Let me say a bit of why I suspect this could be true. Since $f$ is finite $f_*$ is exact, and it also preserves injectives because its left adjoint $f^*$ is exact. Therefore if we take higher direct images instead, we do have an isomorphism $R^r(q\circ f)_*{\cal{F}} \cong R^rq_*(f_*\cal{F})$. This can be seen directly by the definition of derived functors with injective resolutions. But $R^rq_!$ is not a derived functor, but rather is defined as $R^rq_!:=(R^r\bar{q}_*)\circ j_!$ where $q=\bar{q}\circ j$ is a compactification and $j_!$ denotes extension by zero.

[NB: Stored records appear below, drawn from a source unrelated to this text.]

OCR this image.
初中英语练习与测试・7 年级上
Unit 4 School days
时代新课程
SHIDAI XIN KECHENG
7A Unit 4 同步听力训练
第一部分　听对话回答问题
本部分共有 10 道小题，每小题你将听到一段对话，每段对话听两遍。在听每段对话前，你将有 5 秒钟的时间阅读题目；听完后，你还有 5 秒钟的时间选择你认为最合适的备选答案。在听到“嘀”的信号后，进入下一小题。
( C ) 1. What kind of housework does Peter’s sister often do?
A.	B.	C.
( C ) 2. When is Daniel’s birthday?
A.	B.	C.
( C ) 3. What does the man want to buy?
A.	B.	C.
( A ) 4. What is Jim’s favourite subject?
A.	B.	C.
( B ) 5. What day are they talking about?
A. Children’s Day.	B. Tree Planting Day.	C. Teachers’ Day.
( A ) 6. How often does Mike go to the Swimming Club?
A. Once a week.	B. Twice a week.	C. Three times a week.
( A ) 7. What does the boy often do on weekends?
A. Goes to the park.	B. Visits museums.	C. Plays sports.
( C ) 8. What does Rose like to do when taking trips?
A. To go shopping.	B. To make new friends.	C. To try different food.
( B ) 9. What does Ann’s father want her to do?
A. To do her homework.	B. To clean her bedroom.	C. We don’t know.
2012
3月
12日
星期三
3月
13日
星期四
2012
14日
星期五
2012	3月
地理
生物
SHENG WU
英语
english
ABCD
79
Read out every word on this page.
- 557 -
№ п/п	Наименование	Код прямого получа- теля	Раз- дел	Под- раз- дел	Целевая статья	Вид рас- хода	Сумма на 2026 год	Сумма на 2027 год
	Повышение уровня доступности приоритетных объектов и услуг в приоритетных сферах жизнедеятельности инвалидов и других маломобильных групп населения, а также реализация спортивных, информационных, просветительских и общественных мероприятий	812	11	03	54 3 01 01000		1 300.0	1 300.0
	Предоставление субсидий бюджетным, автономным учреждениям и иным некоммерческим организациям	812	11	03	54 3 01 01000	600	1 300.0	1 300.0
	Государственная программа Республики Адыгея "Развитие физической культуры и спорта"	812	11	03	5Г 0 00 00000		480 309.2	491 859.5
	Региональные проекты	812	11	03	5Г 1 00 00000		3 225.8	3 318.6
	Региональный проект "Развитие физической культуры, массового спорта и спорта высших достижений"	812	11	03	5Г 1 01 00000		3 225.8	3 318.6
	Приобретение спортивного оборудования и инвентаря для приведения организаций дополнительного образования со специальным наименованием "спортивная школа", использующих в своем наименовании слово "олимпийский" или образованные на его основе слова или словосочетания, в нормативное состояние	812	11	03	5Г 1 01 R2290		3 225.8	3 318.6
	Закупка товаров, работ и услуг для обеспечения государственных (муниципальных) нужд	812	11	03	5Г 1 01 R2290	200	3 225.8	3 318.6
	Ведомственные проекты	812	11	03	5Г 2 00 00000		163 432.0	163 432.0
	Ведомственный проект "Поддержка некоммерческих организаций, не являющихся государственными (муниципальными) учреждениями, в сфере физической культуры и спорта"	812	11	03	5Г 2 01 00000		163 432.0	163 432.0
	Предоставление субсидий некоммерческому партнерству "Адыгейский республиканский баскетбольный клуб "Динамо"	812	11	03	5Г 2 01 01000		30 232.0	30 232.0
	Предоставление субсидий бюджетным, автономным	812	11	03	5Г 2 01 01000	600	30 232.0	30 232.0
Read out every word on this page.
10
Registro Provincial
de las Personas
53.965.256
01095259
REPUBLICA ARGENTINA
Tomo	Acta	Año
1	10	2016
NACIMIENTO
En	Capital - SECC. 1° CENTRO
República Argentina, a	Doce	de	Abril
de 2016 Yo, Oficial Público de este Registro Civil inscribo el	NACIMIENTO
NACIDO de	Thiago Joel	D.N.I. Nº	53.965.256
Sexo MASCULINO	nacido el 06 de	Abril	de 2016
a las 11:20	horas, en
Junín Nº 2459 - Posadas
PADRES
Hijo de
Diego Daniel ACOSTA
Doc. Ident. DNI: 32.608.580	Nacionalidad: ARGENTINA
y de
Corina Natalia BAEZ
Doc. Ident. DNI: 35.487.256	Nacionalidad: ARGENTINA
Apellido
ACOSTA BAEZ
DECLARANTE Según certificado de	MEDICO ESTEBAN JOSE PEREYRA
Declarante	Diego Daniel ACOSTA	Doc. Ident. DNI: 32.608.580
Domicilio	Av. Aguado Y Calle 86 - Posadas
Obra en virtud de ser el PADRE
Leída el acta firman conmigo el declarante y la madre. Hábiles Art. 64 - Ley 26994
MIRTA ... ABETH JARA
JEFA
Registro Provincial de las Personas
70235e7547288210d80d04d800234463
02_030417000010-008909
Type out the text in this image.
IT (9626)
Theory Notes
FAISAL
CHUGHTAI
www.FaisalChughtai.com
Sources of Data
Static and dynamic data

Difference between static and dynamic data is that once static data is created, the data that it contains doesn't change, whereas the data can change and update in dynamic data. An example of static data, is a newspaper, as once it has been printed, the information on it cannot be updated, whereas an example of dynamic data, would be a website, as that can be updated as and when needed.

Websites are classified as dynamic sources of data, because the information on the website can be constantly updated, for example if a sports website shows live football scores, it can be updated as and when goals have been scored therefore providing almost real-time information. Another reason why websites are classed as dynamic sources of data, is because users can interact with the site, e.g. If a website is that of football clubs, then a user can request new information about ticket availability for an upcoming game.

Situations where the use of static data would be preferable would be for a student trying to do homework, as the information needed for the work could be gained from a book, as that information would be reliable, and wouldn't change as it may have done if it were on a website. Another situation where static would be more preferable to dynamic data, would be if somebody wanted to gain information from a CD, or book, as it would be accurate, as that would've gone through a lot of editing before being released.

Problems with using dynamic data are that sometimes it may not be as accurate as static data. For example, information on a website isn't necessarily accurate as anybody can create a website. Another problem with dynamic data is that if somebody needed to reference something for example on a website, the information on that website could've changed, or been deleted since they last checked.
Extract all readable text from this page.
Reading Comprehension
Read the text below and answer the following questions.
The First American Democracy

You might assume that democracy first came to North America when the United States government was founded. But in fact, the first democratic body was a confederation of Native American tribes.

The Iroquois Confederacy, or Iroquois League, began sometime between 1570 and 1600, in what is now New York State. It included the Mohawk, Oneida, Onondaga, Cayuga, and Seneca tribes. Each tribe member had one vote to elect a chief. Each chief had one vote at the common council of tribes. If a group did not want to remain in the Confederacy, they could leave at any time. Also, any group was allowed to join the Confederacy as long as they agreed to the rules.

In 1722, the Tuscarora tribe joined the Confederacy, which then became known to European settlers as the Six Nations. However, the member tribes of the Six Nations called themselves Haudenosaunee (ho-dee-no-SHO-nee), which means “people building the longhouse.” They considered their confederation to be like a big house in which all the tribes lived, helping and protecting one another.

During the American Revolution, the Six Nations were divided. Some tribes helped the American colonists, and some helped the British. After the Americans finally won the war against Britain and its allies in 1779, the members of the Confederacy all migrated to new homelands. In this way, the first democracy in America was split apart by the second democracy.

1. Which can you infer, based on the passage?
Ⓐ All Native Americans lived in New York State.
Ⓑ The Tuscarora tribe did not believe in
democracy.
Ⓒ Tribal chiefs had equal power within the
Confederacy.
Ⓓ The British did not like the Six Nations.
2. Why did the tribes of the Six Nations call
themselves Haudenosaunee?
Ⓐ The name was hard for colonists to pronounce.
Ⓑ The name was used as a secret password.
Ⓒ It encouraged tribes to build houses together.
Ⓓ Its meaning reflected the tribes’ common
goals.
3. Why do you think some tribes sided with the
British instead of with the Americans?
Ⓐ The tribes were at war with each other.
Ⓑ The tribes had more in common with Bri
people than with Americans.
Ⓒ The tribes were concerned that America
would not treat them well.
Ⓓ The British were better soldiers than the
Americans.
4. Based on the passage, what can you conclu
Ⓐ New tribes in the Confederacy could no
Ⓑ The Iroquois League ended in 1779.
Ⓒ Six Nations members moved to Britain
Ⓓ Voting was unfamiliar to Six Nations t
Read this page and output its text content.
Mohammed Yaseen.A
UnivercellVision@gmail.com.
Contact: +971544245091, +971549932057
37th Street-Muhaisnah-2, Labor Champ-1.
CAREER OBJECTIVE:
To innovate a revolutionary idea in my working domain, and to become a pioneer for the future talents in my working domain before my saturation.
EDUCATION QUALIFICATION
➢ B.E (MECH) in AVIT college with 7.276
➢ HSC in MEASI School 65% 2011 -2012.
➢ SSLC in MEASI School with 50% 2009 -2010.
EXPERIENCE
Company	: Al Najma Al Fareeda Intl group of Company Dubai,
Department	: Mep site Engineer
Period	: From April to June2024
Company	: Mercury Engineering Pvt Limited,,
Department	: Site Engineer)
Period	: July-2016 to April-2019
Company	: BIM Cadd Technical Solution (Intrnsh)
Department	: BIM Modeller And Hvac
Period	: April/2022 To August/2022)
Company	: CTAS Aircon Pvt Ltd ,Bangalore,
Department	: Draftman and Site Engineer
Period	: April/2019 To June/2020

I have been able to prove the following similar result: if $X\xrightarrow{p}Y\xrightarrow{g}Z$ with $g$ finite and $p,g\circ p$ compactifiable, then \begin{equation}R^r(g\circ p)_!{\cal{F}}\cong g_*R^rp_!\cal{F}.\end{equation} The key is noting that if $p=\bar{p}\circ j$ is a compactification of $p$, then $g\circ p=g\circ\bar{p}\circ j$ is a compactification of $g\circ p$ because $g$ is proper, and thus $R^r(g\circ\bar{p})_*(j_!{\cal{F}})\cong g_*R^r\bar{p}_*(j_!\cal{F})$ because $g_*$ is exact. However for my question above I'm just not able to find compactifications of $q$ and $q\circ f$ which are related to each other, or know if this even is a good approach.